Field of the invention

The present invention relates to liquid compositions based on ionic liquids for the protection of lithium metal parts, in particular anodes in lithium electrochemical generators.

It also relates to a method of coating a metal part implementing such a composition, the subsequent polymerization of the composition, and an electrochemical storage system with anodes thus coated.

Technological background

Lithium metal is the anode material of choice for lithium batteries because of its highest theoretical capacity and lowest electrochemical potential of all candidates. However, the charging and discharging cycles of lithium metal anode batteries cause the formation of dendrites and other surface defects, which reduces battery life but can also lead to short circuits and thus serious problems of safety (thermal runaway, explosion, fire).

Due to the highly negative electrochemical potential of the Li /Li redox couple, current liquid electrolytes are reduced on the surface of lithium to form a solid electrolyte interface (SEI) [1]. This passivation allows the operation of the electrochemical cell. The SEI must be an ionic conductor and an electrical insulator of homogeneous composition and morphology. It must also have good properties of flexibility and elasticity [2]. Additives are used in electrolytes. They decompose and participate in the formation of the SEI to improve the properties and therefore the performance of the electrochemical cell.

A very high concentration of lithium salt in the electrolyte can also suppress the growth of dendrites. However, this solution is very lithium salt consuming and therefore very expensive.

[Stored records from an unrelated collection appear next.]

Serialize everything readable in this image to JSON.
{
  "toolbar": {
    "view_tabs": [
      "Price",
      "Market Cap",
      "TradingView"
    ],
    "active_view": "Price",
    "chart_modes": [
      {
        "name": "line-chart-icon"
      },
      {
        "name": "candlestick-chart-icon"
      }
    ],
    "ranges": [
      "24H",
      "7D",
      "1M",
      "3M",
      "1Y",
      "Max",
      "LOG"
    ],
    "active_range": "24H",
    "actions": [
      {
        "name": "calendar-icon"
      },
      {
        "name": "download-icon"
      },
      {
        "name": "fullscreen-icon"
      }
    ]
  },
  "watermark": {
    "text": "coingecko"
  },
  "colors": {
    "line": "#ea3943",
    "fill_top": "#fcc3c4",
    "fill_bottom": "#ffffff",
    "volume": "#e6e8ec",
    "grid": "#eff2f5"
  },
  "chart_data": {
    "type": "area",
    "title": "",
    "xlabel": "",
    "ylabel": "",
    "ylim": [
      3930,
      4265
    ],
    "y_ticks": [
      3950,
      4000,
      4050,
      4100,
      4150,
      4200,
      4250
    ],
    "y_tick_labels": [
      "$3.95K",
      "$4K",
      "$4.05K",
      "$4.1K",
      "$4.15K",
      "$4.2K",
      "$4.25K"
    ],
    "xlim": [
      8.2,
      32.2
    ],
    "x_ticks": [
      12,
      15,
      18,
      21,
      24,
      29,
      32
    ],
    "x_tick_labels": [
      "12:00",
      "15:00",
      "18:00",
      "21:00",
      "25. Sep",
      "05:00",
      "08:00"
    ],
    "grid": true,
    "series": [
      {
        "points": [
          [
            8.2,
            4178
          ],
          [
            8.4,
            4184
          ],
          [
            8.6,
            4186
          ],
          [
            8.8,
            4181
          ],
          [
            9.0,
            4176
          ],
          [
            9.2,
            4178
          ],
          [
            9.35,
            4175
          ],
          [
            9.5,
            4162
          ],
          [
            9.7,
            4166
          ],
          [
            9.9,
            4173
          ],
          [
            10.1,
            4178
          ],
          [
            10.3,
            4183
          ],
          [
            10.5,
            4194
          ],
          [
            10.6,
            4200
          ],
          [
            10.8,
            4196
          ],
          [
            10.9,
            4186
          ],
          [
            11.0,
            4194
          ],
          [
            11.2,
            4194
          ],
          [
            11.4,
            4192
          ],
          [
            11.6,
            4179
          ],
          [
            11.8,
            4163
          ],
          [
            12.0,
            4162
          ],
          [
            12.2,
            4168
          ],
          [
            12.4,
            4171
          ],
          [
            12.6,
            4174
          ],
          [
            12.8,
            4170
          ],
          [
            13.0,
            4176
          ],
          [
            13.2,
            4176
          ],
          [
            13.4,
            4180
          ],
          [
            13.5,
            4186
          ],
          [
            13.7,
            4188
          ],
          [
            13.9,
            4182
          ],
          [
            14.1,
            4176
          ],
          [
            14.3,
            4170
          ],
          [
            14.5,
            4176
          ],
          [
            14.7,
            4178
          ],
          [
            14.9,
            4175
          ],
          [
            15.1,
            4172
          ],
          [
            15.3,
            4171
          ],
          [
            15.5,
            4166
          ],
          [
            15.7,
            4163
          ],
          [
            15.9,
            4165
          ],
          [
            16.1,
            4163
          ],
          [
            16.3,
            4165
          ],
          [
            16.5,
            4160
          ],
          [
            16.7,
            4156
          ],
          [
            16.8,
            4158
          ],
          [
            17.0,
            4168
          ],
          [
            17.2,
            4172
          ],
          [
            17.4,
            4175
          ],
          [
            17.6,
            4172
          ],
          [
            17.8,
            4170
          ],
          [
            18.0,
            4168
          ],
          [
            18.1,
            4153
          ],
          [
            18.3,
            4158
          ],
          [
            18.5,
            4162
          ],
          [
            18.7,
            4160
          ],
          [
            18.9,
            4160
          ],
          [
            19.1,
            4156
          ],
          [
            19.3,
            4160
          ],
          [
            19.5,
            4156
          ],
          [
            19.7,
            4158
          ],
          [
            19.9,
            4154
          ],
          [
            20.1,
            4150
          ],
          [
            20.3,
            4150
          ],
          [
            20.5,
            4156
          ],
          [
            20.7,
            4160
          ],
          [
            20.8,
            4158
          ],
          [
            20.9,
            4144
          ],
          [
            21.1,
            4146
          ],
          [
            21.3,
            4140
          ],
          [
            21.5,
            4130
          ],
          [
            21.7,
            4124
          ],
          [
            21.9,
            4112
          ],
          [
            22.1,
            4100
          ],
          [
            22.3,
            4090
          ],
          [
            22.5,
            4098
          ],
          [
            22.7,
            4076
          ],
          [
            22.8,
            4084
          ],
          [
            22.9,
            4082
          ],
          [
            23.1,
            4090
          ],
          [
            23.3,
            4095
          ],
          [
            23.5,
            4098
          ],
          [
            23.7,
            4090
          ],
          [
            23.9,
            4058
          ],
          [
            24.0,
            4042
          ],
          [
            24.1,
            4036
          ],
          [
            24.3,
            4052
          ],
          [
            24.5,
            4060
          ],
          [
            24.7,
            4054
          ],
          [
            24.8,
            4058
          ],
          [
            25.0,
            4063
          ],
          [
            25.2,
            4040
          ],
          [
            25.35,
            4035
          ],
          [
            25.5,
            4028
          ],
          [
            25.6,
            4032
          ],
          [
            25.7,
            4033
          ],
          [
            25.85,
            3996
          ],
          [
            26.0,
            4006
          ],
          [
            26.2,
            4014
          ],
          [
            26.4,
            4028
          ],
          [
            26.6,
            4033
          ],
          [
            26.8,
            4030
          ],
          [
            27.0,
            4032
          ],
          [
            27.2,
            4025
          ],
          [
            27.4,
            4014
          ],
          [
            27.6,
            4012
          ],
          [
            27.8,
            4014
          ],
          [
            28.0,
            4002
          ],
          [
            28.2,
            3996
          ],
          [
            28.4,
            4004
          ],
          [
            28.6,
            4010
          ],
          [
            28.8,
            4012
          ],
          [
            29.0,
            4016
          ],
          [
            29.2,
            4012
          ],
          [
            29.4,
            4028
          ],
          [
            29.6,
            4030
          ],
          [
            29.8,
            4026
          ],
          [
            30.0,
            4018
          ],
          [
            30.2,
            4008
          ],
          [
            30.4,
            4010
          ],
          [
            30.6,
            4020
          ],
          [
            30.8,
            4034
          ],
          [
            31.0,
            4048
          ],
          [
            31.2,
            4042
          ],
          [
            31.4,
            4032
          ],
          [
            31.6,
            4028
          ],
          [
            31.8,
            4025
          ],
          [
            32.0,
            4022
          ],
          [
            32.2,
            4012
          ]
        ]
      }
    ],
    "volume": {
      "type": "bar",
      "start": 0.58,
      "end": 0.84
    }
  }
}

One of the approaches is the deposition of a protective layer on lithium before cycling (artificial SEI), by various techniques of thin film deposition.

The development and use of solid electrolytes is a mean of physically preventing the growth of dendrites. They can be organic (polymers), inorganic (ceramics) or hybrid.

EP3049471B1 discloses lithium ion conductive polymer compositions for lithium electrochemical generator, containing at least one non-ionic polymer.

WO2016205653A "Multi-layered polymer coated Li anode for high-density Li metal battery" discloses two layers of polymers.

US9627713B2 "Composite electrolyte including polymeric ionic liquid matrix and embedded nanoparticles, and method of making the same" discloses a composite electrolyte comprising inorganic nanoparticles, hence a hybrid organic / inorganic composition. The layer is both protective of lithium and electrolyte. The battery formed does not contain liquid electrolyte.

US20160164102A1 discloses a protective coating of a metal, organic / inorganic hybrid (inorganic part = ceramic nanoparticles). The coating contains ionic liquids and is obtained by UV polymerization.

US5961672B discloses a stabilized anode for lithium polymer batteries. The technique of depositing the protective film of lithium is a vacuum deposit.

WO2018/122428A1 discloses a coating composition comprising an ionic liquid and a cross-linked polymeric ionic liquid, wherein the cross-linked polymeric ionic liquid and the ionic liquid are not joined via covalent bonds, and wherein the cross-linked polymeric ionic liquid is joined to a surface of the substrate.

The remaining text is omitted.